Individualisierte Medizin: Wann kommt sie denn, die Debatte?

13. Symposium des Teltower Kreis, Auditorium Friedrichstraße Berlin, 5.11.09

Die “individualisierte” Medizin– oder genauer, das, was jeder darunter versteht – treibt alle um. Immer, wenn derzeit Mediziner, Krankenkassenvertreter und Politiker, wenn Wissenschaftler, Pharmareferenten und Politiker zusammen treffen, um sich über den Fortschritt in der Medizin zu beraten, enden die Veranstaltungen stets mit Statements wie “Wir brauchen eine Diskussion in der Gesellschaft.” Betroffen sind eben alle und so geht auch die Diskussion gern wild durcheinander.

Im Anschluss an die BMG-Tagung zur Zukunft der Versorgungsmedizin im April diesen Jahres sollte die Gesellschaft über eben diese diskutieren. Auf der ersten deutschen Rabattbörse in Köln, wo Vertreter von Pharmakonzernen und Krankenkassen vor kurzem in entspannter Atmosphäre (Rheinfähre) über Preisnachlässe für innovative Originalpräparate berieten, wurde der Gesellschaft die Aufgabe zuteil, über die zukünftige Arzneimittel-Versorgung nachzudenken. Spricht man mit führenden Onkologen, machen sie darauf aufmerksam, dass die Gesellschaft – angesichts steigender Kosten der immer individualisierteren Therapien – darüber diskutieren muss, welche Behandlung sie sich leisten will.

Heute lud der Teltower Kreis zu seinem 13. Symposium: “Individualisierte Medizin – kollektive Verantwortung. Was kann und soll das Solidarsystem leisten?” Viele kluge Sachen wurden gesagt, der Fortschritt zunächst einmal als generell positiv beurteilt, Ethiker Peter Dabrock versuchte zwischen Kritiker und allzu begeisterten Vertretern der Möglichkeiten von Gentests und Biomarkern zu vermitteln und regte an, statt “individualisierter Medizin” doch lieber von “Stratifizierung” zu sprechen.

Rainer Hess, der gern betonte, der “unabhängige” Vertreter des Gemeinsamen Bundesausschuss (G-BA) zu sein, machte deutlich, dass es nicht 20 Jahre dauern wird, bis mit der Zulassung von Arzneimitteln erstmals die Durchführung von Gentests diskutiert werde.

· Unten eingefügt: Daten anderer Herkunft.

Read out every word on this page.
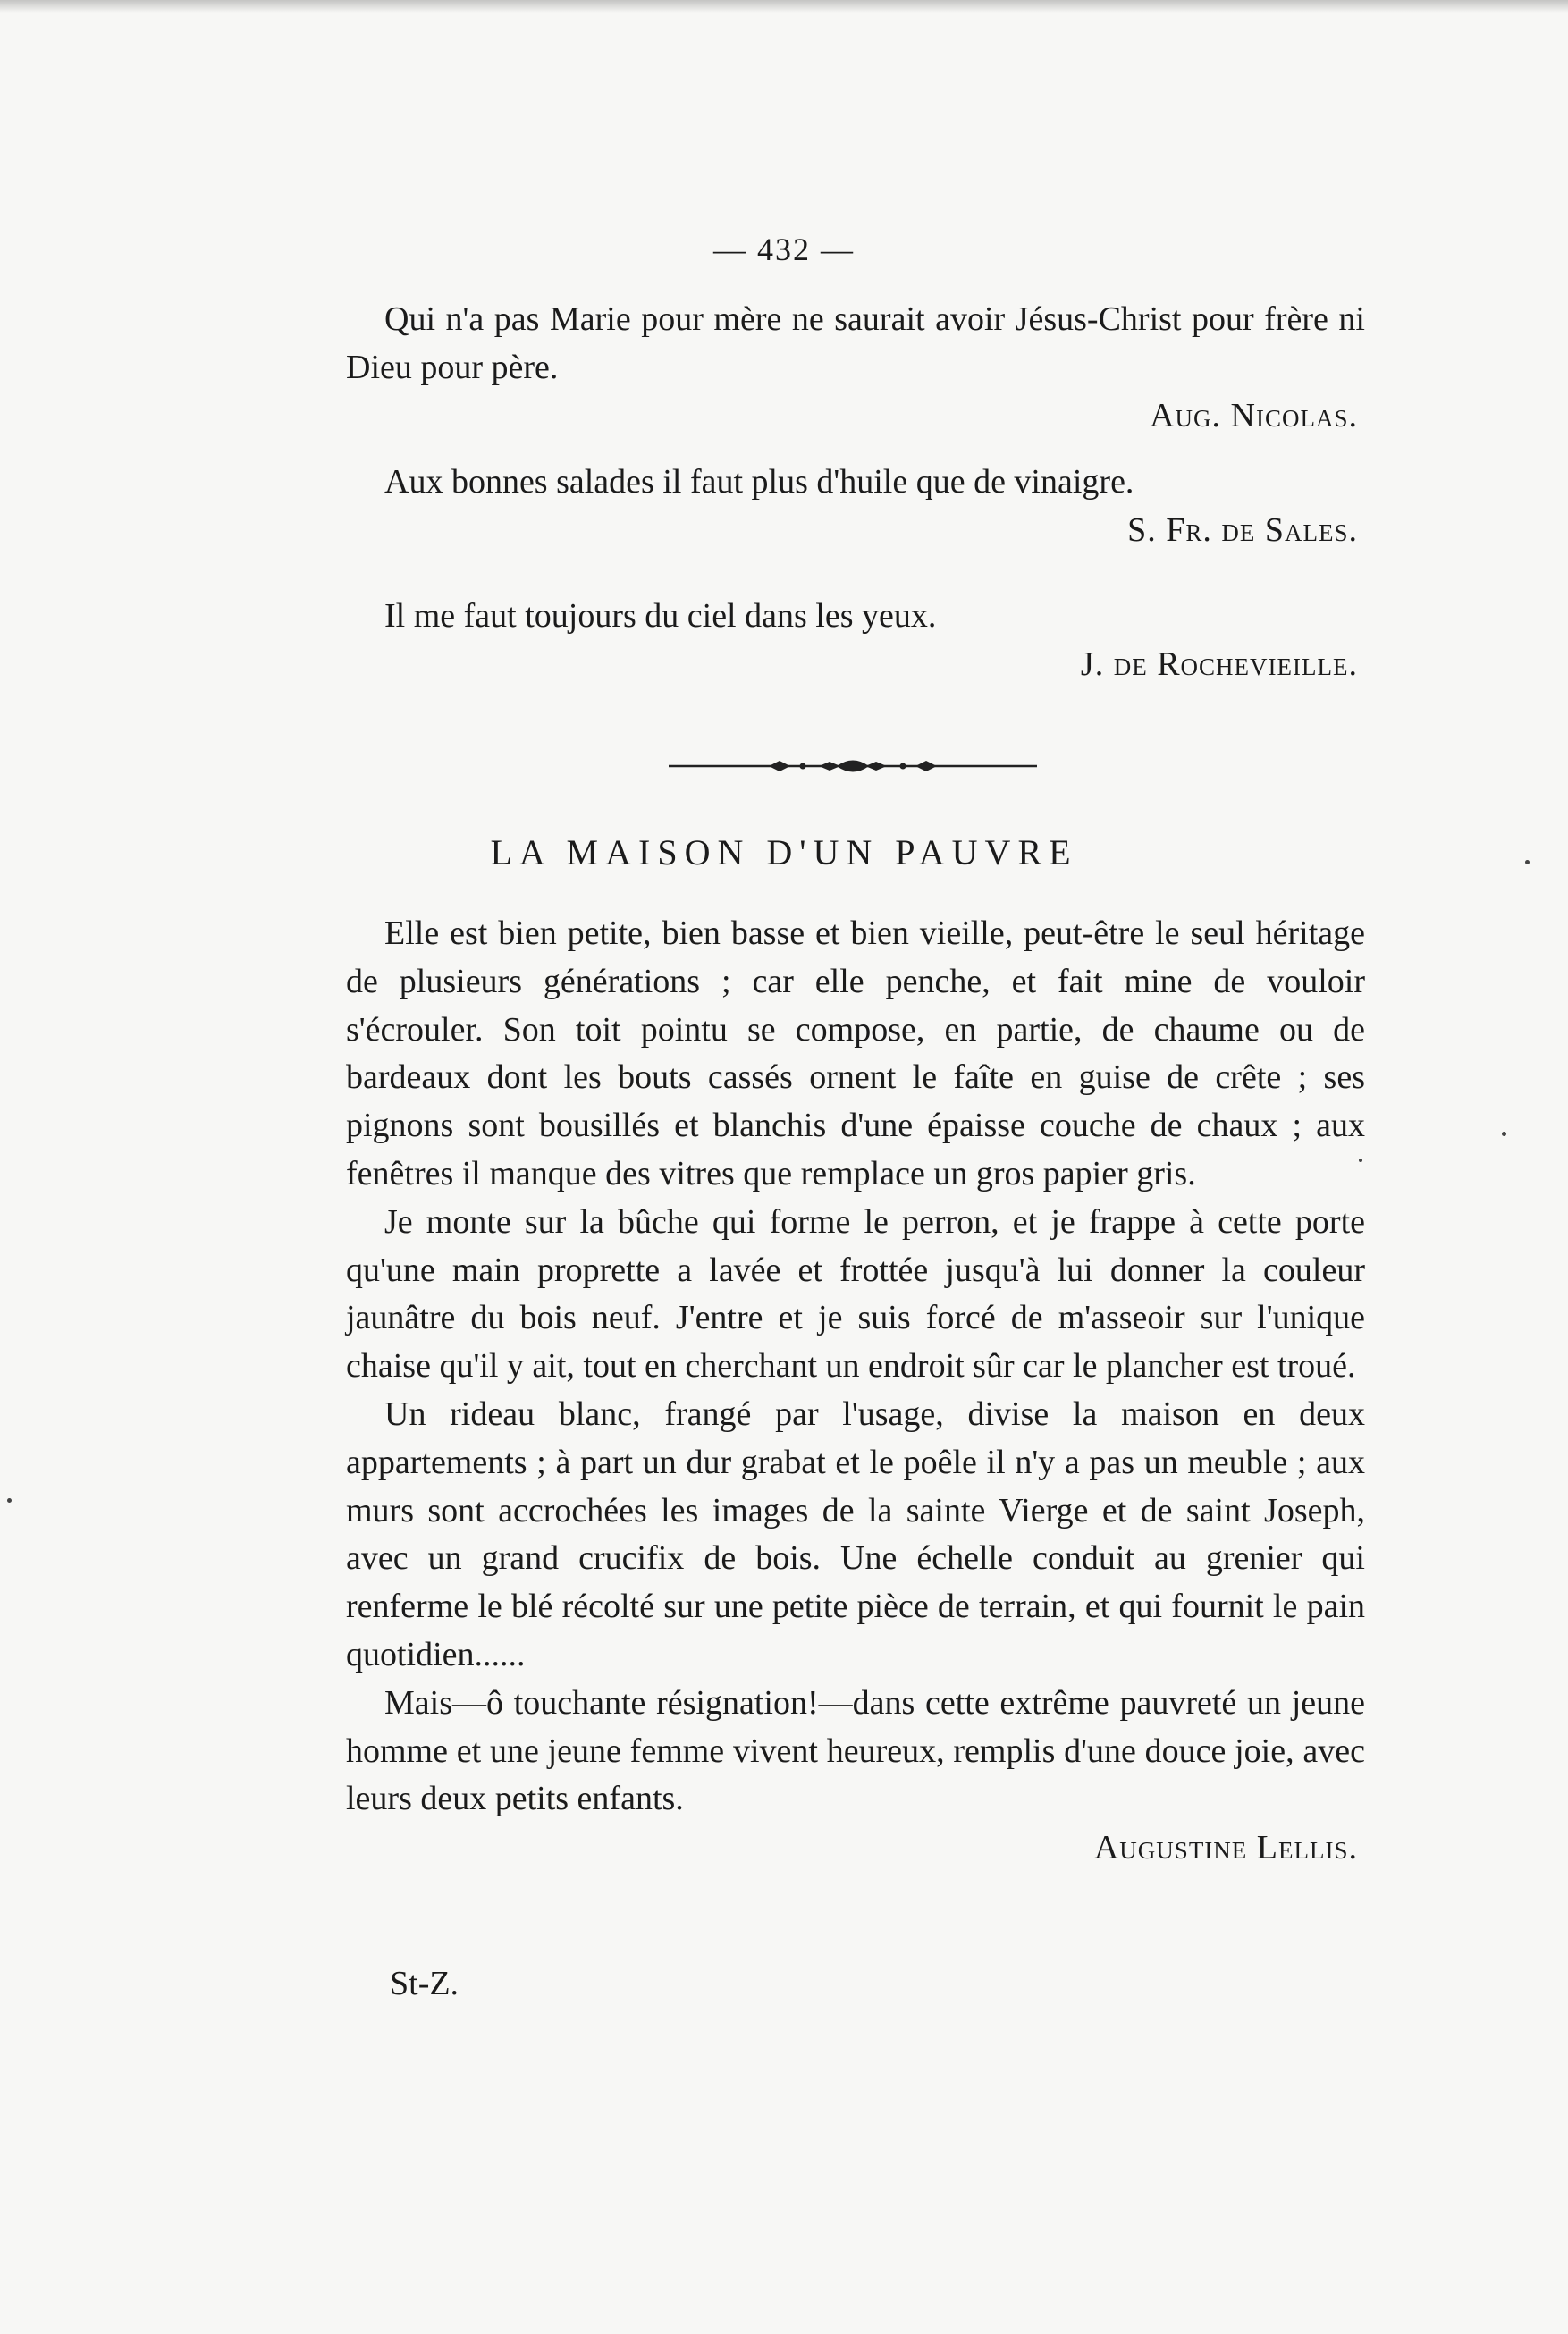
— 432 —

Qui n'a pas Marie pour mère ne saurait avoir Jésus-Christ pour frère ni Dieu pour père.

Aug. Nicolas.

Aux bonnes salades il faut plus d'huile que de vinaigre.

S. Fr. de Sales.

Il me faut toujours du ciel dans les yeux.

J. de Rochevieille.
LA MAISON D'UN PAUVRE

Elle est bien petite, bien basse et bien vieille, peut-être le seul héritage de plusieurs générations ; car elle penche, et fait mine de vouloir s'écrouler. Son toit pointu se compose, en partie, de chaume ou de bardeaux dont les bouts cassés ornent le faîte en guise de crête ; ses pignons sont bousillés et blanchis d'une épaisse couche de chaux ; aux fenêtres il manque des vitres que remplace un gros papier gris.

Je monte sur la bûche qui forme le perron, et je frappe à cette porte qu'une main proprette a lavée et frottée jusqu'à lui donner la couleur jaunâtre du bois neuf. J'entre et je suis forcé de m'asseoir sur l'unique chaise qu'il y ait, tout en cherchant un endroit sûr car le plancher est troué.

Un rideau blanc, frangé par l'usage, divise la maison en deux appartements ; à part un dur grabat et le poêle il n'y a pas un meuble ; aux murs sont accrochées les images de la sainte Vierge et de saint Joseph, avec un grand crucifix de bois. Une échelle conduit au grenier qui renferme le blé récolté sur une petite pièce de terrain, et qui fournit le pain quotidien......

Mais—ô touchante résignation!—dans cette extrême pauvreté un jeune homme et une jeune femme vivent heureux, remplis d'une douce joie, avec leurs deux petits enfants.

Augustine Lellis.
St-Z.
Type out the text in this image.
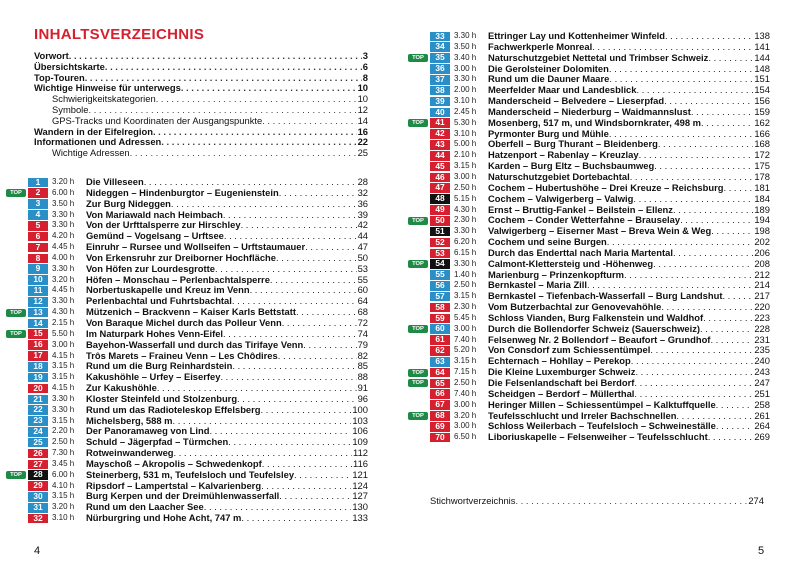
INHALTSVERZEICHNIS
Vorwort . . .	3
Übersichtskarte . . .	6
Top-Touren . . .	8
Wichtige Hinweise für unterwegs . . .	10
Schwierigkeitskategorien . . .	10
Symbole . . .	12
GPS-Tracks und Koordinaten der Ausgangspunkte . . .	14
Wandern in der Eifelregion . . .	16
Informationen und Adressen . . .	22
Wichtige Adressen . . .	25
1	3.20 h	Die Villeseen . . .	28
TOP	2	6.00 h	Nideggen – Hindenburgtor – Eugenienstein . . .	32
3	3.50 h	Zur Burg Nideggen . . .	36
4	3.30 h	Von Mariawald nach Heimbach . . .	39
5	3.30 h	Von der Urfttalsperre zur Hirschley . . .	42
6	4.20 h	Gemünd – Vogelsang – Urftsee . . .	44
7	4.45 h	Einruhr – Rursee und Wollseifen – Urftstaumauer . . .	47
8	4.00 h	Von Erkensruhr zur Dreiborner Hochfläche . . .	50
9	3.30 h	Von Höfen zur Lourdesgrotte . . .	53
10	3.20 h	Höfen – Monschau – Perlenbachtalsperre . . .	55
11	4.45 h	Norbertuskapelle und Kreuz im Venn . . .	60
12	3.30 h	Perlenbachtal und Fuhrtsbachtal . . .	64
TOP	13	4.30 h	Mützenich – Brackvenn – Kaiser Karls Bettstatt . . .	68
14	2.15 h	Von Baraque Michel durch das Polleur Venn . . .	72
TOP	15	5.50 h	Im Naturpark Hohes Venn-Eifel . . .	74
16	3.00 h	Bayehon-Wasserfall und durch das Tirifaye Venn . . .	79
17	4.15 h	Trôs Marets – Fraineu Venn – Les Chôdires . . .	82
18	3.15 h	Rund um die Burg Reinhardstein . . .	85
19	3.15 h	Kakushöhle – Urfey – Eiserfey . . .	88
20	4.15 h	Zur Kakushöhle . . .	91
21	3.30 h	Kloster Steinfeld und Stolzenburg . . .	96
22	3.30 h	Rund um das Radioteleskop Effelsberg . . .	100
23	3.15 h	Michelsberg, 588 m . . .	103
24	2.20 h	Der Panoramaweg von Lind . . .	106
25	2.50 h	Schuld – Jägerpfad – Türmchen . . .	109
26	7.30 h	Rotweinwanderweg . . .	112
27	3.45 h	Mayschoß – Akropolis – Schwedenkopf . . .	116
TOP	28	6.00 h	Steinerberg, 531 m, Teufelsloch und Teufelsley . . .	121
29	4.10 h	Ripsdorf – Lampertstal – Kalvarienberg . . .	124
30	3.15 h	Burg Kerpen und der Dreimühlenwasserfall . . .	127
31	3.20 h	Rund um den Laacher See . . .	130
32	3.10 h	Nürburgring und Hohe Acht, 747 m . . .	133
4
33	3.30 h	Ettringer Lay und Kottenheimer Winfeld . . .	138
34	3.50 h	Fachwerkperle Monreal . . .	141
TOP	35	3.40 h	Naturschutzgebiet Nettetal und Trimbser Schweiz . . .	144
36	3.00 h	Die Gerolsteiner Dolomiten . . .	148
37	3.30 h	Rund um die Dauner Maare . . .	151
38	2.00 h	Meerfelder Maar und Landesblick . . .	154
39	3.10 h	Manderscheid – Belvedere – Lieserpfad . . .	156
40	2.45 h	Manderscheid – Niederburg – Waidmannslust . . .	159
TOP	41	5.30 h	Mosenberg, 517 m, und Windsbornkrater, 498 m . . .	162
42	3.10 h	Pyrmonter Burg und Mühle . . .	166
43	5.00 h	Oberfell – Burg Thurant – Bleidenberg . . .	168
44	2.10 h	Hatzenport – Rabenlay – Kreuzlay . . .	172
45	3.15 h	Karden – Burg Eltz – Buchsbaumweg . . .	175
46	3.00 h	Naturschutzgebiet Dortebachtal . . .	178
47	2.50 h	Cochem – Hubertushöhe – Drei Kreuze – Reichsburg . . .	181
48	5.15 h	Cochem – Valwigerberg – Valwig . . .	184
49	4.30 h	Ernst – Bruttig-Fankel – Beilstein – Ellenz . . .	189
TOP	50	2.30 h	Cochem – Conder Wetterfahne – Brauselay . . .	194
51	3.30 h	Valwigerberg – Eiserner Mast – Breva Wein & Weg . . .	198
52	6.20 h	Cochem und seine Burgen . . .	202
53	6.15 h	Durch das Enderttal nach Maria Martental . . .	206
TOP	54	3.30 h	Calmont-Klettersteig und -Höhenweg . . .	208
55	1.40 h	Marienburg – Prinzenkopfturm . . .	212
56	2.50 h	Bernkastel – Maria Zill . . .	214
57	3.15 h	Bernkastel – Tiefenbach-Wasserfall – Burg Landshut . . .	217
58	2.30 h	Vom Butzerbachtal zur Genovevahöhle . . .	220
59	5.45 h	Schloss Vianden, Burg Falkenstein und Waldhof . . .	223
TOP	60	3.00 h	Durch die Bollendorfer Schweiz (Sauerschweiz) . . .	228
61	7.40 h	Felsenweg Nr. 2 Bollendorf – Beaufort – Grundhof . . .	231
62	5.20 h	Von Consdorf zum Schiessentümpel . . .	235
63	3.15 h	Echternach – Hohllay – Perekop . . .	240
TOP	64	7.15 h	Die Kleine Luxemburger Schweiz . . .	243
TOP	65	2.50 h	Die Felsenlandschaft bei Berdorf . . .	247
66	7.40 h	Scheidgen – Berdorf – Müllerthal . . .	251
67	3.00 h	Heringer Millen – Schiessentümpel – Kalktuffquelle . . .	258
TOP	68	3.20 h	Teufelsschlucht und Irreler Bachschnellen . . .	261
69	3.00 h	Schloss Weilerbach – Teufelsloch – Schweineställe . . .	264
70	6.50 h	Liboriuskapelle – Felsenweiher – Teufelsschlucht . . .	269
Stichwortverzeichnis . . .	274
5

Eine erste Entscheidung werde die Richtung weisen, und das passiere sicher bereits schon in wenigen Jahren. Die Qualität müsse natürlich gesichert, die Methoden geprüft sein. Frank Ulrich Montgomery, Vizepräsident der Bundesärztekammer, wunderte sich: “Es ist doch nicht so, dass das was derzeit passiert, etwas vollkommen Neues ist. Medizin war schon immer ein individueller Prozess. Jetzt geht es ans Feintuning.” Also, locker bleiben und dem Fortschritt seinen Raum geben? Zum Glück saß dann noch Johannes Vöcking, Vorstandsvorsitzender der Barmer Ersatzkasse auf dem Podium, um doch noch die bekannte Diskussions-Anregung zu formulieren. “Das sei ja alles gut und schön”, erklärte er, die Kassen hätten ja den Auftrag, notwendig und zweckmäßig zu handeln. “Aber ‘optimal’ steht da nicht drin.” Was also, sei zu tun?
Sie ahnen es schon – die Debatte in der Gesellschaft muss her. Nein, diesmal wird gar eine “Nachhaltigkeits-Diskussion” über die Ressource Gesundheit gefordert.

Wer aber ist das eigentlich, “die” Gesellschaft? Und wo trifft sie sich zur Diskussion? Was muss passieren, damit den Worten Taten folgen?

Man kann nur hoffen, dass das bald jemand herausfindet, sonst hat die Realität die Gesprächsangebote längst überrundet.